A mulher chorava abraçada a outra que talvez fosse uma vizinha. Os policiais faziam as mesmas perguntas rotineiras em casos como aquele, onde o mais provável teria sido o suicídio. Ela respondia entre lágrimas e soluços.

- Mas a senhora não observou nenhum comportamento estranho de seu marido?

A mulher nada disse. Apenas ficou olhando pela janela, lembrando daquela manhã quando ele saia para pescar.

...

- Já vai pra vida mansa de novo?

O Homem nada respondeu.

- Você ainda tem juventude, deveria trabalhar. Essas suas pescarias não servem pra nada.

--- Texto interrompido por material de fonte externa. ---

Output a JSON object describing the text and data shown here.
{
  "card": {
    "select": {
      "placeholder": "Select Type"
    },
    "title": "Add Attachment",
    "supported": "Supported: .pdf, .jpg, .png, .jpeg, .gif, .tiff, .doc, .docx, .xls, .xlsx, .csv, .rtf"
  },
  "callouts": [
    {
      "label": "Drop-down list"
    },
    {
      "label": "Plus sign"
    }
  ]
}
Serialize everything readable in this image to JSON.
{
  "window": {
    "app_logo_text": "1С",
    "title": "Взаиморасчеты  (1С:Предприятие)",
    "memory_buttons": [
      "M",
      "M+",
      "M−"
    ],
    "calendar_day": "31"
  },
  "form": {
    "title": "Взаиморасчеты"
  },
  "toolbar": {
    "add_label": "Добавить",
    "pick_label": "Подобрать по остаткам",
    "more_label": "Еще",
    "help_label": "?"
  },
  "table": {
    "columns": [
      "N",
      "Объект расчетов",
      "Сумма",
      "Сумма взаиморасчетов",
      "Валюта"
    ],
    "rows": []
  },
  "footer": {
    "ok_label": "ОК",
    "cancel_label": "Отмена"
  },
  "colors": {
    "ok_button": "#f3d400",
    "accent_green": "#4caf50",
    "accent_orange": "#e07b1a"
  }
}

A mulher parecia irritada, e continuou dizendo:

- Eu tenho que ir à praça e você fica nessa inútil pescaria. Você deveria buscar a felicidade, deveria vencer os seus medos. Ficar sentado esperando pelos peixes é fugir da realidade da vida. Você ainda é novo. Poderíamos ter melhores condições.

Sem olhar para trás o homem apenas deu uma parada e depois continuou rumo à porta e a pescaria. Ele sabia que ela tinha certa dose de razão. Ele sabia que dentro do seu coração havia infelicidade. Ele sabia que não passava de um pescador de ilusões.